Logpresso provides procedure that allows you to call the predefined query command like a function. This is similar to a DBMS procedure, and provides the following benefits:
- Improve reusability and maintenance
- You can improve reusability by modularizing queries that provide specific functionality through procedures. You just need to tell the user the name of the procedure and the parameters to use. You can maintain procedure with ease as you can redefine them without affecting other code.
- Improve Security
- Commands that connect to external systems such as dbquery, ftp, and sftp require profile privileges. Granting profile privileges directly to the user is insecure because the user can run arbitrary operations from the external system. However, Logpresso allows users to execute commands that require specific administrative privileges or configure commands that can run arbitrary tasks on local/remote hosts as procedures, and then manage user privileges so that users can use the desired tasks without a granted system-wide administrative privileges. For example, you can apply the administrative privileges in a way that limits user privileges to view a part of the source data, or masks and displays the source data.
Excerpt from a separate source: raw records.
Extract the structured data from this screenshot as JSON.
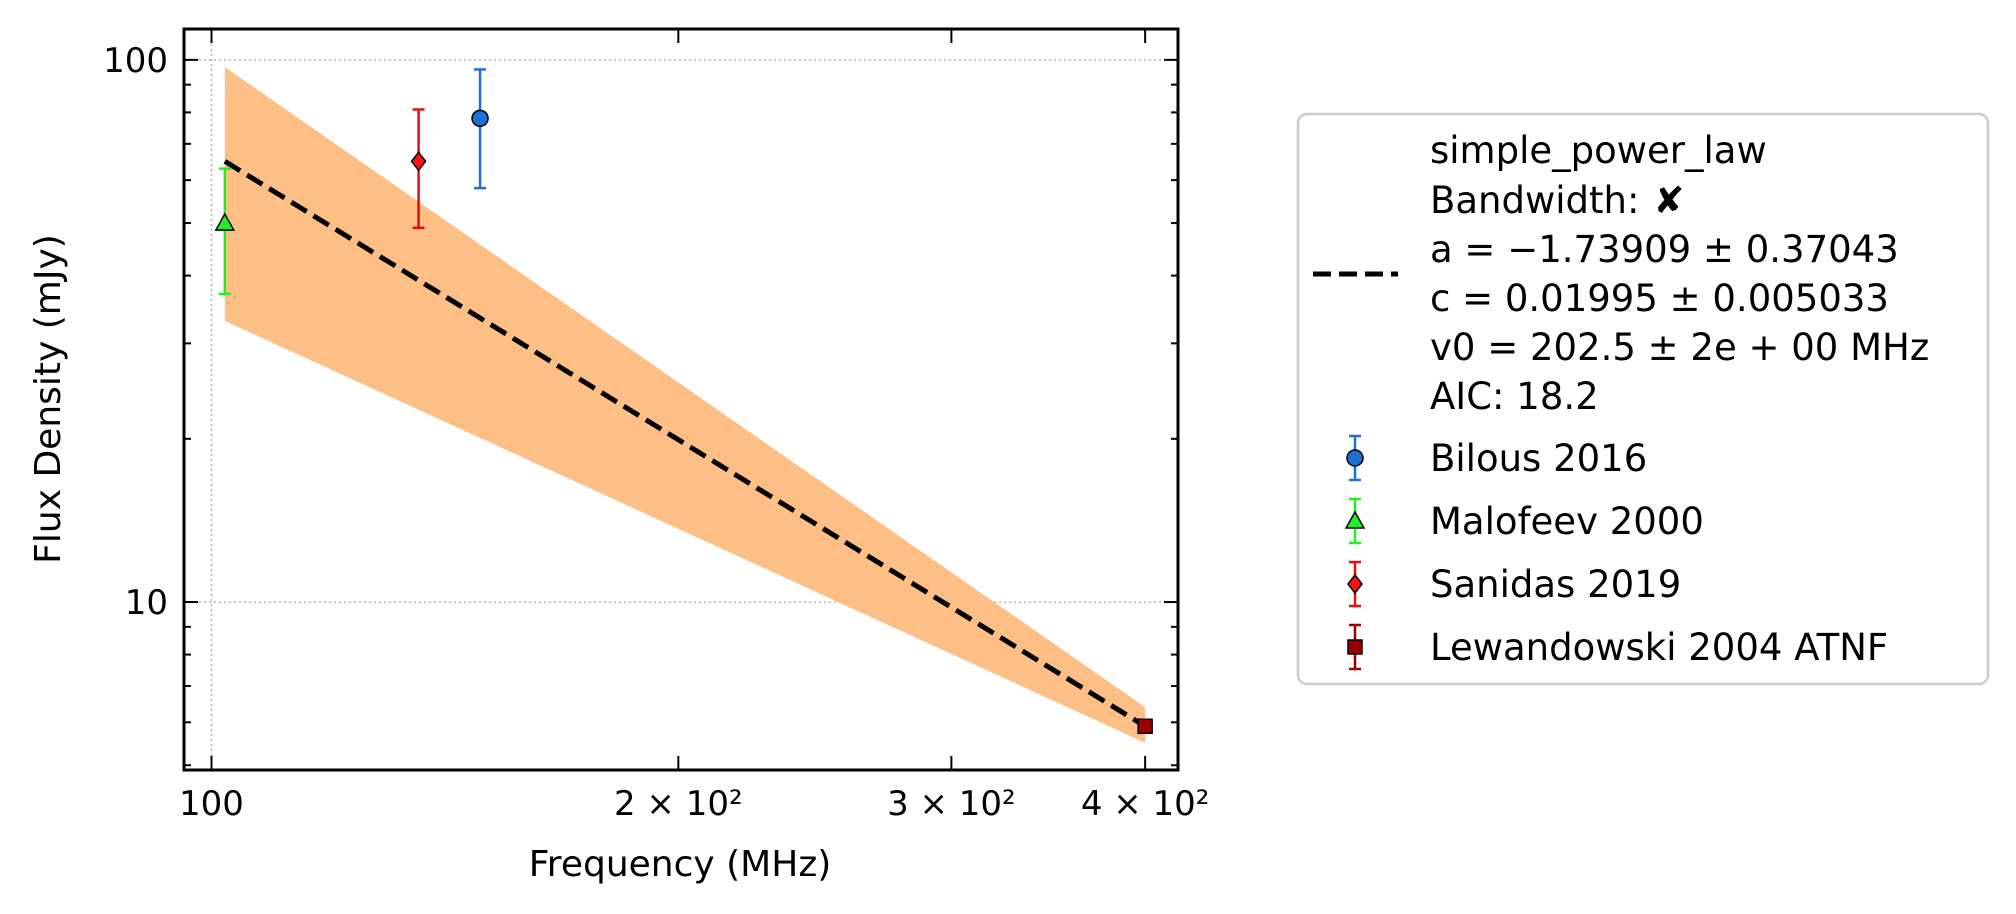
{
  "chart_data": {
    "type": "scatter",
    "xscale": "log",
    "yscale": "log",
    "xlim": [
      96,
      420
    ],
    "ylim": [
      4.9,
      114
    ],
    "xlabel": "Frequency (MHz)",
    "ylabel": "Flux Density (mJy)",
    "grid": true,
    "legend_position": "outside-right",
    "x_ticks": [
      {
        "value": 100,
        "label": "100"
      },
      {
        "value": 200,
        "label": "2 × 10²"
      },
      {
        "value": 300,
        "label": "3 × 10²"
      },
      {
        "value": 400,
        "label": "4 × 10²"
      }
    ],
    "y_ticks": [
      {
        "value": 10,
        "label": "10"
      },
      {
        "value": 100,
        "label": "100"
      }
    ],
    "fit": {
      "model": "simple_power_law",
      "bandwidth_label": "Bandwidth:",
      "bandwidth_mark": "✘",
      "params": [
        "a = −1.73909 ± 0.37043",
        "c = 0.01995 ± 0.005033",
        "v0 = 202.5 ± 2e + 00 MHz",
        "AIC: 18.2"
      ],
      "line_color": "#000000",
      "band_color": "#fdbf85",
      "line": [
        [
          102,
          65
        ],
        [
          400,
          5.9
        ]
      ],
      "band_upper": [
        [
          102,
          97
        ],
        [
          400,
          6.4
        ]
      ],
      "band_lower": [
        [
          102,
          33
        ],
        [
          400,
          5.5
        ]
      ]
    },
    "series": [
      {
        "name": "Bilous 2016",
        "marker": "circle",
        "color": "#1f6fd6",
        "errcolor": "#1f6fd6",
        "points": [
          {
            "x": 149,
            "y": 78,
            "ylo": 58,
            "yhi": 96
          }
        ]
      },
      {
        "name": "Malofeev 2000",
        "marker": "triangle",
        "color": "#22ee22",
        "errcolor": "#22ee22",
        "points": [
          {
            "x": 102,
            "y": 50,
            "ylo": 37,
            "yhi": 63
          }
        ]
      },
      {
        "name": "Sanidas 2019",
        "marker": "diamond",
        "color": "#ff1111",
        "errcolor": "#e01010",
        "points": [
          {
            "x": 136,
            "y": 65,
            "ylo": 49,
            "yhi": 81
          }
        ]
      },
      {
        "name": "Lewandowski 2004 ATNF",
        "marker": "square",
        "color": "#9b0000",
        "errcolor": "#9b0000",
        "points": [
          {
            "x": 400,
            "y": 5.9,
            "ylo": 5.9,
            "yhi": 5.9
          }
        ]
      }
    ]
  }
}
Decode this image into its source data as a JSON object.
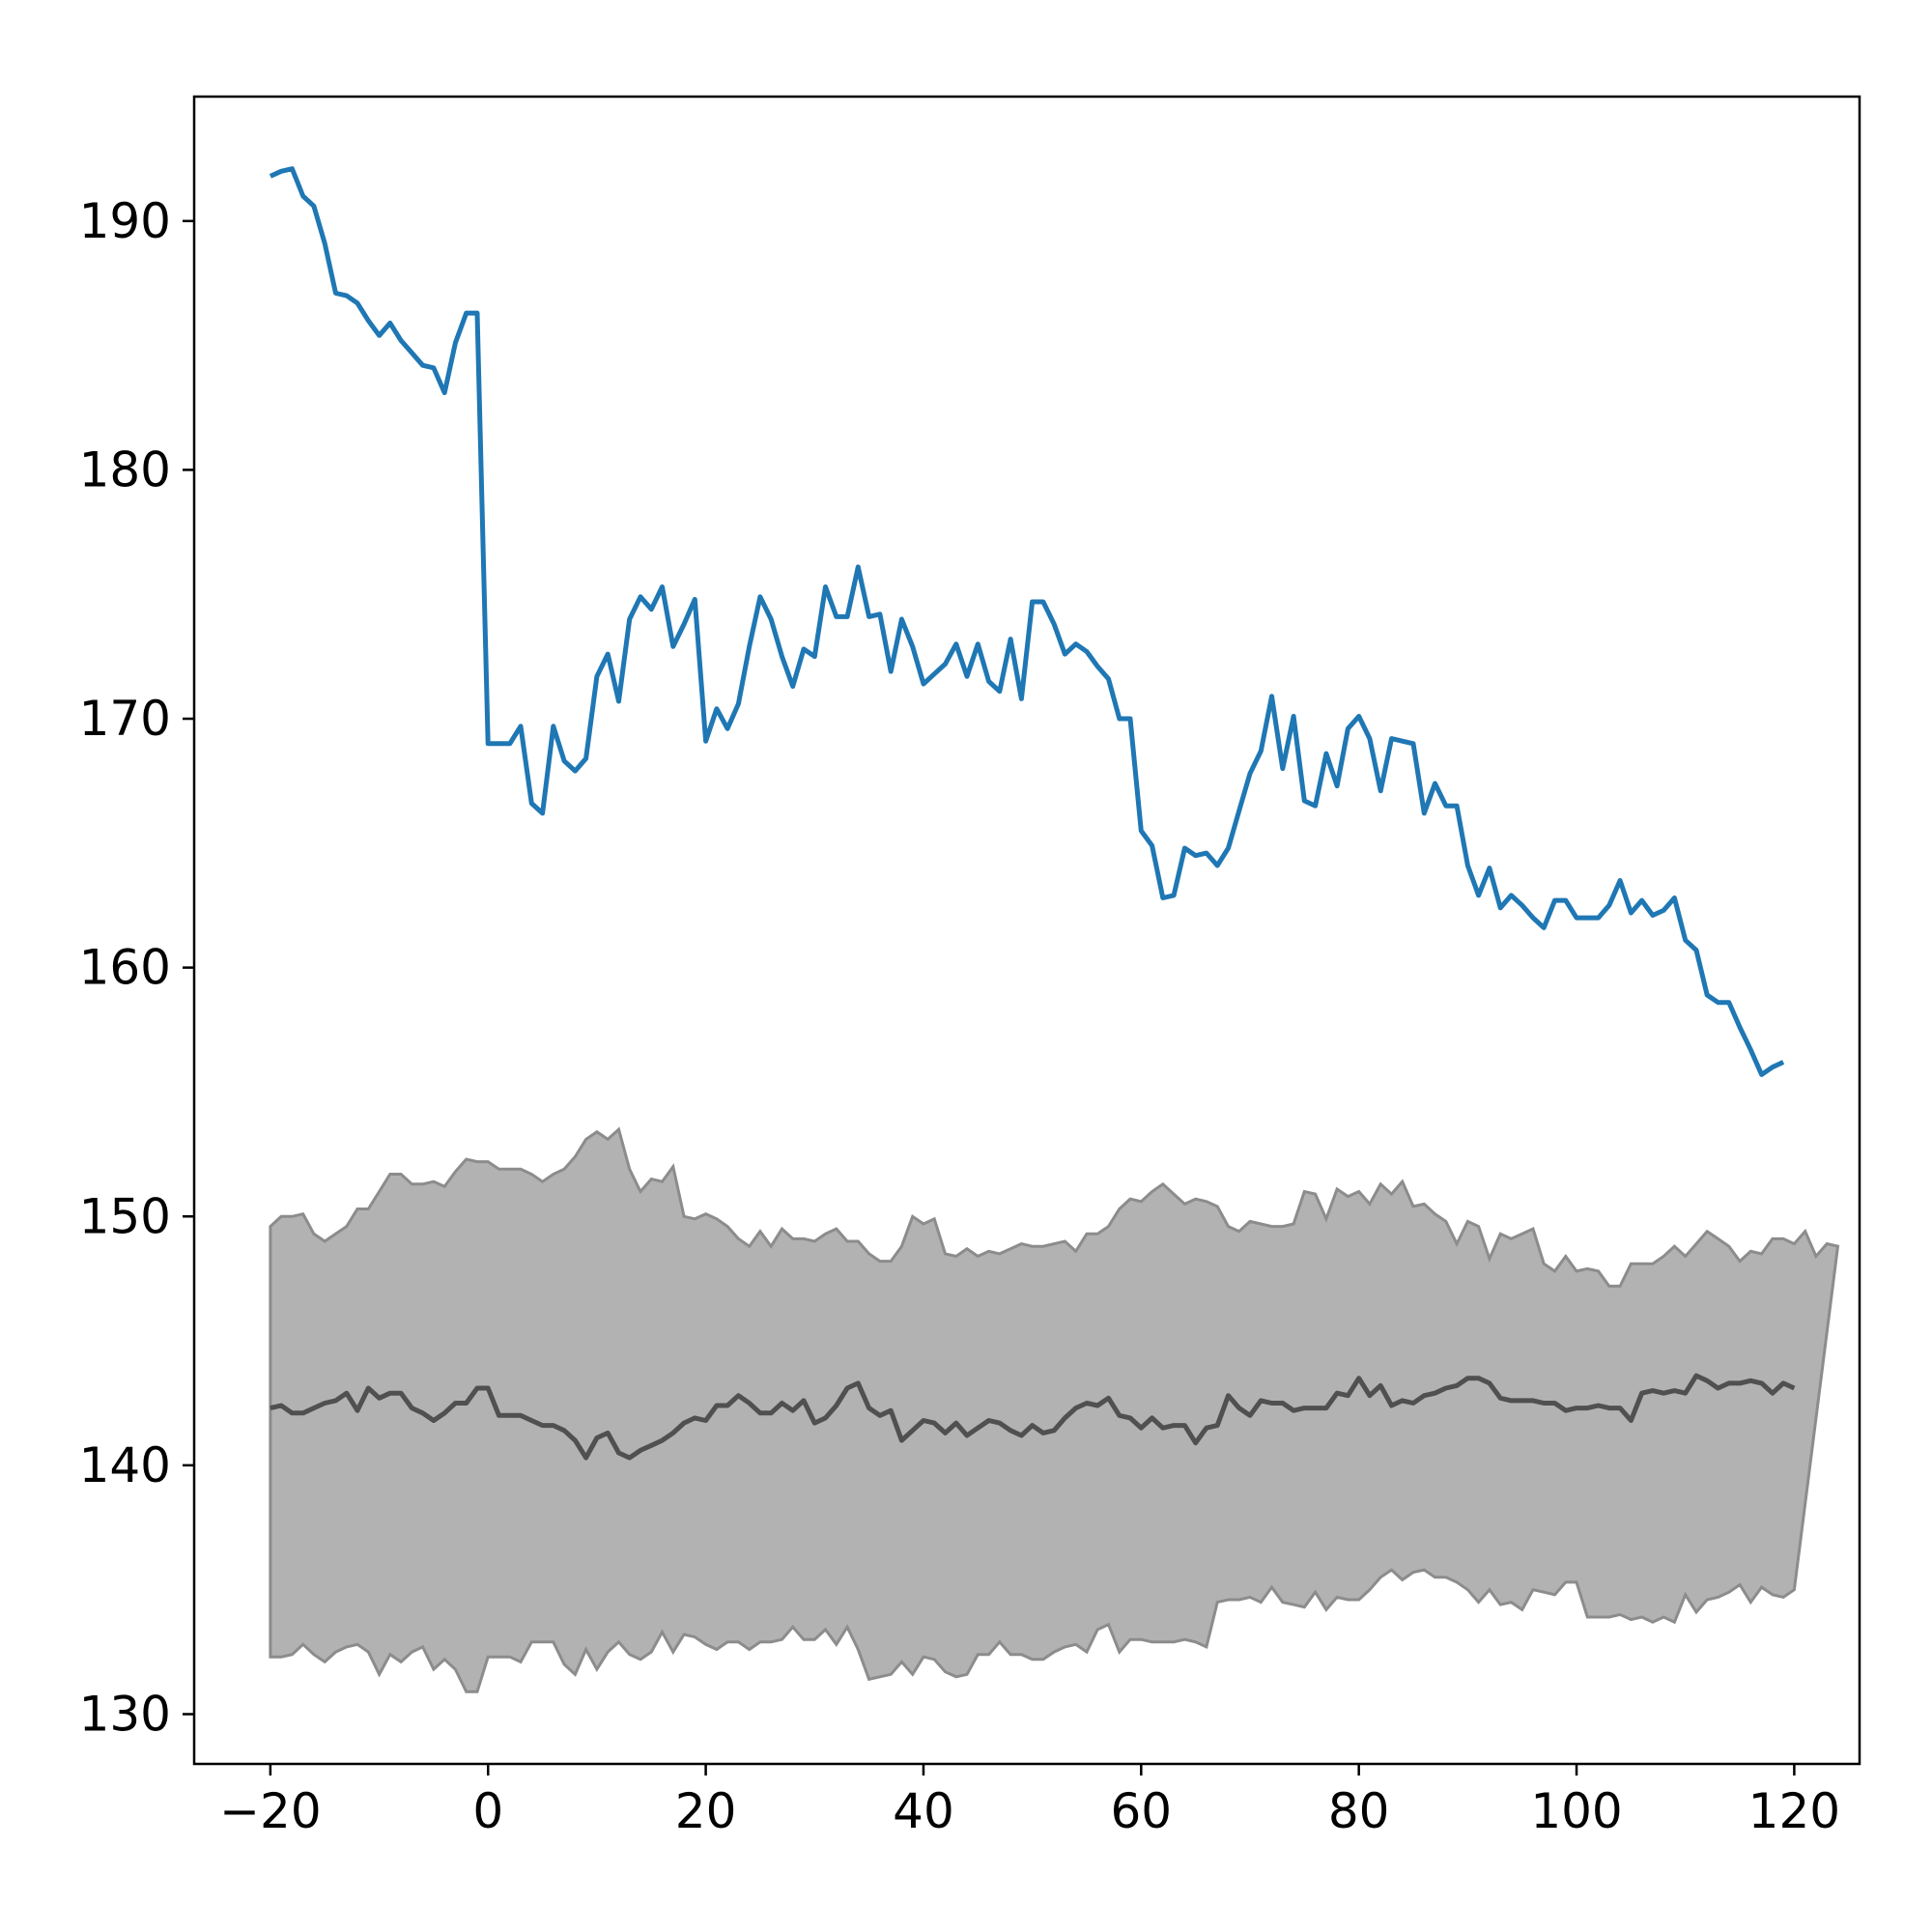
{
  "chart_data": {
    "type": "line",
    "title": "",
    "xlabel": "",
    "ylabel": "",
    "xlim": [
      -27,
      126
    ],
    "ylim": [
      128,
      195
    ],
    "xticks": [
      -20,
      0,
      20,
      40,
      60,
      80,
      100,
      120
    ],
    "xtick_labels": [
      "−20",
      "0",
      "20",
      "40",
      "60",
      "80",
      "100",
      "120"
    ],
    "yticks": [
      130,
      140,
      150,
      160,
      170,
      180,
      190
    ],
    "ytick_labels": [
      "130",
      "140",
      "150",
      "160",
      "170",
      "180",
      "190"
    ],
    "grid": false,
    "colors": {
      "observed": "#1f77b4",
      "band_fill": "#b2b2b2",
      "band_edge": "#8c8c8c",
      "median": "#505050"
    },
    "series": [
      {
        "role": "observed",
        "x_start": -20,
        "values": [
          191.8,
          192,
          192.1,
          191,
          190.6,
          189.1,
          187.1,
          187,
          186.7,
          186,
          185.4,
          185.9,
          185.2,
          184.7,
          184.2,
          184.1,
          183.1,
          185.1,
          186.3,
          186.3,
          169,
          169,
          169,
          169.7,
          166.6,
          166.2,
          169.7,
          168.3,
          167.9,
          168.4,
          171.7,
          172.6,
          170.7,
          174,
          174.9,
          174.4,
          175.3,
          172.9,
          173.8,
          174.8,
          169.1,
          170.4,
          169.6,
          170.6,
          172.9,
          174.9,
          174,
          172.5,
          171.3,
          172.8,
          172.5,
          175.3,
          174.1,
          174.1,
          176.1,
          174.1,
          174.2,
          171.9,
          174,
          172.9,
          171.4,
          171.8,
          172.2,
          173,
          171.7,
          173,
          171.5,
          171.1,
          173.2,
          170.8,
          174.7,
          174.7,
          173.8,
          172.6,
          173,
          172.7,
          172.1,
          171.6,
          170,
          170,
          165.5,
          164.9,
          162.8,
          162.9,
          164.8,
          164.5,
          164.6,
          164.1,
          164.8,
          166.3,
          167.8,
          168.7,
          170.9,
          168,
          170.1,
          166.7,
          166.5,
          168.6,
          167.3,
          169.6,
          170.1,
          169.2,
          167.1,
          169.2,
          169.1,
          169,
          166.2,
          167.4,
          166.5,
          166.5,
          164.1,
          162.9,
          164,
          162.4,
          162.9,
          162.5,
          162,
          161.6,
          162.7,
          162.7,
          162,
          162,
          162,
          162.5,
          163.5,
          162.2,
          162.7,
          162.1,
          162.3,
          162.8,
          161.1,
          160.7,
          158.9,
          158.6,
          158.6,
          157.6,
          156.7,
          155.7,
          156,
          156.2
        ]
      },
      {
        "role": "band_upper",
        "x_start": -20,
        "values": [
          149.6,
          150,
          150,
          150.1,
          149.3,
          149,
          149.3,
          149.6,
          150.3,
          150.3,
          151,
          151.7,
          151.7,
          151.3,
          151.3,
          151.4,
          151.2,
          151.8,
          152.3,
          152.2,
          152.2,
          151.9,
          151.9,
          151.9,
          151.7,
          151.4,
          151.7,
          151.9,
          152.4,
          153.1,
          153.4,
          153.1,
          153.5,
          151.9,
          151,
          151.5,
          151.4,
          152,
          150,
          149.9,
          150.1,
          149.9,
          149.6,
          149.1,
          148.8,
          149.4,
          148.8,
          149.5,
          149.1,
          149.1,
          149,
          149.3,
          149.5,
          149,
          149,
          148.5,
          148.2,
          148.2,
          148.8,
          150,
          149.7,
          149.9,
          148.5,
          148.4,
          148.7,
          148.4,
          148.6,
          148.5,
          148.7,
          148.9,
          148.8,
          148.8,
          148.9,
          149,
          148.6,
          149.3,
          149.3,
          149.6,
          150.3,
          150.7,
          150.6,
          151,
          151.3,
          150.9,
          150.5,
          150.7,
          150.6,
          150.4,
          149.6,
          149.4,
          149.8,
          149.7,
          149.6,
          149.6,
          149.7,
          151,
          150.9,
          149.9,
          151.1,
          150.8,
          151,
          150.5,
          151.3,
          150.9,
          151.4,
          150.4,
          150.5,
          150.1,
          149.8,
          148.9,
          149.8,
          149.6,
          148.3,
          149.3,
          149.1,
          149.3,
          149.5,
          148.1,
          147.8,
          148.4,
          147.8,
          147.9,
          147.8,
          147.2,
          147.2,
          148.1,
          148.1,
          148.1,
          148.4,
          148.8,
          148.4,
          148.9,
          149.4,
          149.1,
          148.8,
          148.2,
          148.6,
          148.5,
          149.1,
          149.1,
          148.9,
          149.4,
          148.4,
          148.9,
          148.8
        ]
      },
      {
        "role": "band_lower",
        "x_start": -20,
        "values": [
          132.3,
          132.3,
          132.4,
          132.8,
          132.4,
          132.1,
          132.5,
          132.7,
          132.8,
          132.5,
          131.6,
          132.4,
          132.1,
          132.5,
          132.7,
          131.8,
          132.2,
          131.8,
          130.9,
          130.9,
          132.3,
          132.3,
          132.3,
          132.1,
          132.9,
          132.9,
          132.9,
          132,
          131.6,
          132.6,
          131.8,
          132.5,
          132.9,
          132.4,
          132.2,
          132.5,
          133.3,
          132.5,
          133.2,
          133.1,
          132.8,
          132.6,
          132.9,
          132.9,
          132.6,
          132.9,
          132.9,
          133,
          133.5,
          133,
          133,
          133.4,
          132.8,
          133.5,
          132.6,
          131.4,
          131.5,
          131.6,
          132.1,
          131.6,
          132.3,
          132.2,
          131.7,
          131.5,
          131.6,
          132.4,
          132.4,
          132.9,
          132.4,
          132.4,
          132.2,
          132.2,
          132.5,
          132.7,
          132.8,
          132.5,
          133.4,
          133.6,
          132.5,
          133,
          133,
          132.9,
          132.9,
          132.9,
          133,
          132.9,
          132.7,
          134.5,
          134.6,
          134.6,
          134.7,
          134.5,
          135.1,
          134.5,
          134.4,
          134.3,
          134.9,
          134.2,
          134.7,
          134.6,
          134.6,
          135,
          135.5,
          135.8,
          135.4,
          135.7,
          135.8,
          135.5,
          135.5,
          135.3,
          135,
          134.5,
          135,
          134.4,
          134.5,
          134.2,
          135,
          134.9,
          134.8,
          135.3,
          135.3,
          133.9,
          133.9,
          133.9,
          134,
          133.8,
          133.9,
          133.7,
          133.9,
          133.7,
          134.8,
          134.1,
          134.6,
          134.7,
          134.9,
          135.2,
          134.5,
          135.1,
          134.8,
          134.7,
          135
        ]
      },
      {
        "role": "median",
        "x_start": -20,
        "values": [
          142.3,
          142.4,
          142.1,
          142.1,
          142.3,
          142.5,
          142.6,
          142.9,
          142.2,
          143.1,
          142.7,
          142.9,
          142.9,
          142.3,
          142.1,
          141.8,
          142.1,
          142.5,
          142.5,
          143.1,
          143.1,
          142,
          142,
          142,
          141.8,
          141.6,
          141.6,
          141.4,
          141,
          140.3,
          141.1,
          141.3,
          140.5,
          140.3,
          140.6,
          140.8,
          141,
          141.3,
          141.7,
          141.9,
          141.8,
          142.4,
          142.4,
          142.8,
          142.5,
          142.1,
          142.1,
          142.5,
          142.2,
          142.6,
          141.7,
          141.9,
          142.4,
          143.1,
          143.3,
          142.3,
          142,
          142.2,
          141,
          141.4,
          141.8,
          141.7,
          141.3,
          141.7,
          141.2,
          141.5,
          141.8,
          141.7,
          141.4,
          141.2,
          141.6,
          141.3,
          141.4,
          141.9,
          142.3,
          142.5,
          142.4,
          142.7,
          142,
          141.9,
          141.5,
          141.9,
          141.5,
          141.6,
          141.6,
          140.9,
          141.5,
          141.6,
          142.8,
          142.3,
          142,
          142.6,
          142.5,
          142.5,
          142.2,
          142.3,
          142.3,
          142.3,
          142.9,
          142.8,
          143.5,
          142.8,
          143.2,
          142.4,
          142.6,
          142.5,
          142.8,
          142.9,
          143.1,
          143.2,
          143.5,
          143.5,
          143.3,
          142.7,
          142.6,
          142.6,
          142.6,
          142.5,
          142.5,
          142.2,
          142.3,
          142.3,
          142.4,
          142.3,
          142.3,
          141.8,
          142.9,
          143,
          142.9,
          143,
          142.9,
          143.6,
          143.4,
          143.1,
          143.3,
          143.3,
          143.4,
          143.3,
          142.9,
          143.3,
          143.1
        ]
      }
    ]
  }
}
- Access to Logpresso’s system table
- To access the Logpresso's system table, you must have administrative privileges. When the user needs to access the Logpresso's system setting information, Logpresso allows the user to access it through the procedure.
Defining the Procedure
You can define and manage procedures in the web console. Procedure management is available in the following paths:
- (ENT, STD) Query > Procedure
- (MAE, SNR) Analysis > Procedure
A query command to be used as a procedure may contain parameters or custom fields to use when calling the procedure.
The query defined in the procedure can use the $() function to refer to parameters passed by the user when calling the procedure. The following is an example:
table duration=1d sys_cpu_logs | search kernel + user >= $("threshold")
In the example query command, threshold is the parameter.
The most common mistake in writing a procedure is to write a query thinking that the $() function reference is replaced like a macro. The $() function can only be specified where an expression can be assigned in a query command. For example, the following procedure is not the correct query because dbquery does not support an arbitrary SQL statement input as an expression.
dbquery USERDB $("sql")
proc command calls and executes the procedure. See the description of the command on how to call it.